You are missing a small case in your code, where you replace `flag[m][n] = false;` before returning ret (I don’t see the line numbers, but it’s around the end). But in this case, you should actually check first if ret is True or not. If ret is True, you can return it immediately without replacing flag[m][n] as False (This means that you avoid doing subsequent DFS calls, since you’ve already found a match.).
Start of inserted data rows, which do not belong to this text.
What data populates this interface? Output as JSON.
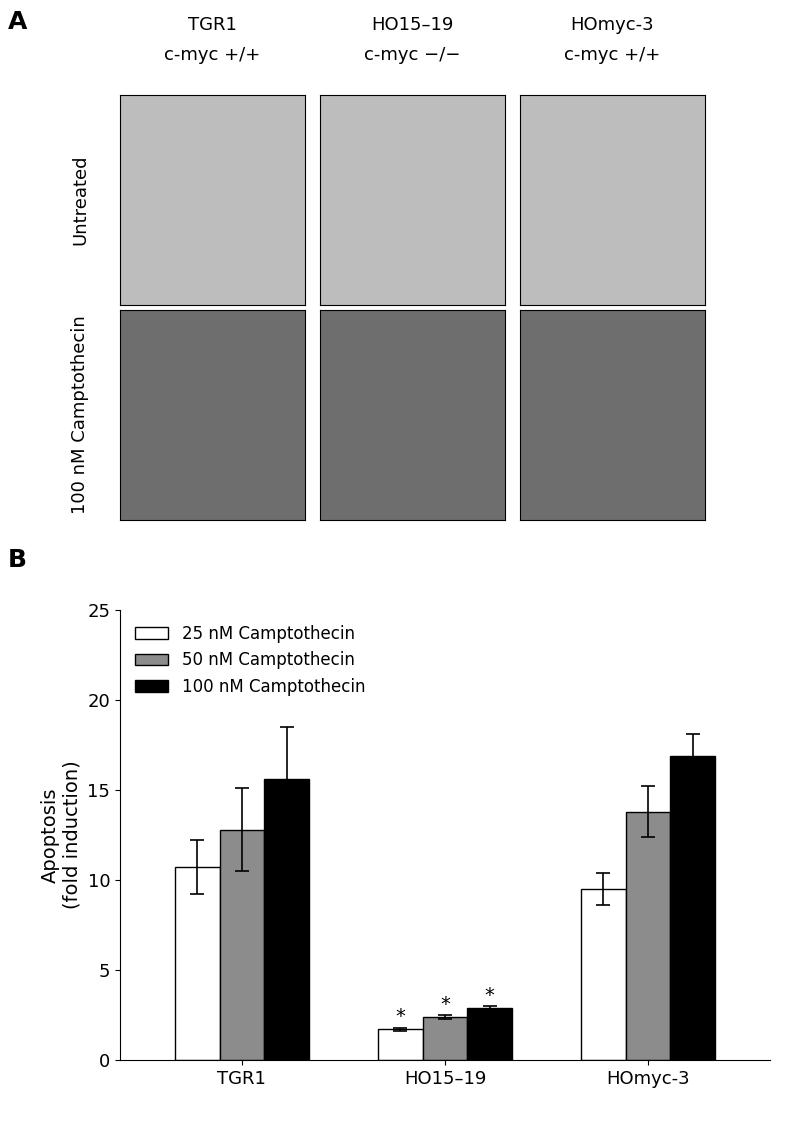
{
  "panel_a": {
    "label": "A",
    "columns": [
      {
        "name": "TGR1",
        "genotype": "c-myc +/+"
      },
      {
        "name": "HO15–19",
        "genotype": "c-myc −/−"
      },
      {
        "name": "HOmyc-3",
        "genotype": "c-myc +/+"
      }
    ],
    "rows": [
      "Untreated",
      "100 nM Camptothecin"
    ]
  },
  "chart_data": {
    "type": "bar",
    "panel_label": "B",
    "y_label": "Apoptosis\n(fold induction)",
    "categories": [
      "TGR1",
      "HO15–19",
      "HOmyc-3"
    ],
    "series": [
      {
        "name": "25 nM Camptothecin",
        "color": "#ffffff",
        "values": [
          10.7,
          1.7,
          9.5
        ],
        "errors": [
          1.5,
          0.1,
          0.9
        ],
        "significance": [
          null,
          "*",
          null
        ]
      },
      {
        "name": "50 nM Camptothecin",
        "color": "#8c8c8c",
        "values": [
          12.8,
          2.4,
          13.8
        ],
        "errors": [
          2.3,
          0.1,
          1.4
        ],
        "significance": [
          null,
          "*",
          null
        ]
      },
      {
        "name": "100 nM Camptothecin",
        "color": "#000000",
        "values": [
          15.6,
          2.9,
          16.9
        ],
        "errors": [
          2.9,
          0.1,
          1.2
        ],
        "significance": [
          null,
          "*",
          null
        ]
      }
    ],
    "ylim": [
      0,
      25
    ],
    "yticks": [
      0,
      5,
      10,
      15,
      20,
      25
    ],
    "legend": "upper left",
    "grid": false
  }
}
It’s a tricky condition to miss!

I modified a couple of lines of code in your solution at the end, and the solution passes in 5ms, faster than ~50% of Java solution!

``````class Solution {
public boolean exist(char[][] board, String word) {
if (board == null || word == null || board.length == 0 || board[0].length == 0) {
return false;
}
boolean[][] flag = new boolean[board.length][board[0].length];
boolean result = false;
for (int i = 0; i < board.length; i++) {
for (int j = 0; j < board[0].length; j++) {
if (word.charAt(0) != board[i][j]) {
continue;
}
flag[i][j] = true;
result = result || helper(board, word, 1, i-1, j, flag);
result = result || helper(board, word, 1, i+1, j, flag);
result = result || helper(board, word, 1, i, j-1, flag);
result = result || helper(board, word, 1, i, j+1, flag);
flag[i][j] = false;
}
}
return result;
}

public boolean helper(char[][] board, String word, int pos, int m, int n, boolean[][] flag) {
if (pos == word.length()) {
return true;
}
if (m < 0 || n < 0 || m >= board.length || n >= board[0].length) {
return false;
}
if (flag[m][n] || board[m][n] != word.charAt(pos)) {
return false;
}
boolean ret = false;
flag[m][n] = true;
ret = ret || helper(board, word, pos + 1, m - 1, n, flag);
ret = ret || helper(board, word, pos + 1, m + 1, n, flag);
ret = ret || helper(board, word, pos + 1, m, n - 1, flag);
ret = ret || helper(board, word, pos + 1, m, n + 1, flag);

// OBSERVE Change here
if (ret==true){
return ret;
}
flag[m][n] = false;
return ret;
}
}
``````

The code above isn’t actually mine.

This is the code I have:

``````class Solution {
public boolean dfs(char[][] board, HashSet<ArrayList<Integer>> visited, String word, int rowIndex, int columnIndex, int wordCharIndex) {
if (rowIndex < 0 || rowIndex >= board.length || columnIndex < 0 || columnIndex >= board[0].length)
return false;

System.out.println(word.charAt(wordCharIndex) + " " + wordCharIndex + " " + rowIndex + " " + columnIndex);

ArrayList<Integer> newVisitedLocation = new ArrayList<Integer>();

if (visited.contains(newVisitedLocation)) return false;

if (board[rowIndex][columnIndex] == word.charAt(wordCharIndex)) {
System.out.println("Character match! " + board[rowIndex][columnIndex]);
if (wordCharIndex == word.length() - 1) return true;

return dfs(board, ((HashSet<ArrayList<Integer>>)visited.clone()), word, rowIndex - 1, columnIndex, wordCharIndex + 1) ||
dfs(board, ((HashSet<ArrayList<Integer>>)visited.clone()), word, rowIndex + 1, columnIndex, wordCharIndex + 1) ||
dfs(board, ((HashSet<ArrayList<Integer>>)visited.clone()), word, rowIndex, columnIndex - 1, wordCharIndex + 1) ||
dfs(board, ((HashSet<ArrayList<Integer>>)visited.clone()), word, rowIndex, columnIndex + 1, wordCharIndex + 1);
} else
return false;
}

public boolean exist(char[][] board, String word) {

HashSet<ArrayList<Integer>> resultingVisitedLocations = new HashSet<ArrayList<Integer>>();
for (int rowIndex = 0; rowIndex < board.length; rowIndex++)
for (int colIndex = 0; colIndex < board[rowIndex].length; colIndex++) {
if (board[rowIndex][colIndex] == word.charAt(0) &&
dfs(board, resultingVisitedLocations, word, rowIndex, colIndex, 0)) return true;
System.out.println(resultingVisitedLocations);
resultingVisitedLocations.clear();
}

return false;
}
}
``````

I get a TLE because I’m performing deep copies of my hashset of coordinates, where the latency increases as I store more coordinates in them.

I took a look at the solution above again through a post I made on two different Slack workspaces, and they say that this is something along the lines of backtracking where if all cases fail, then reject this position.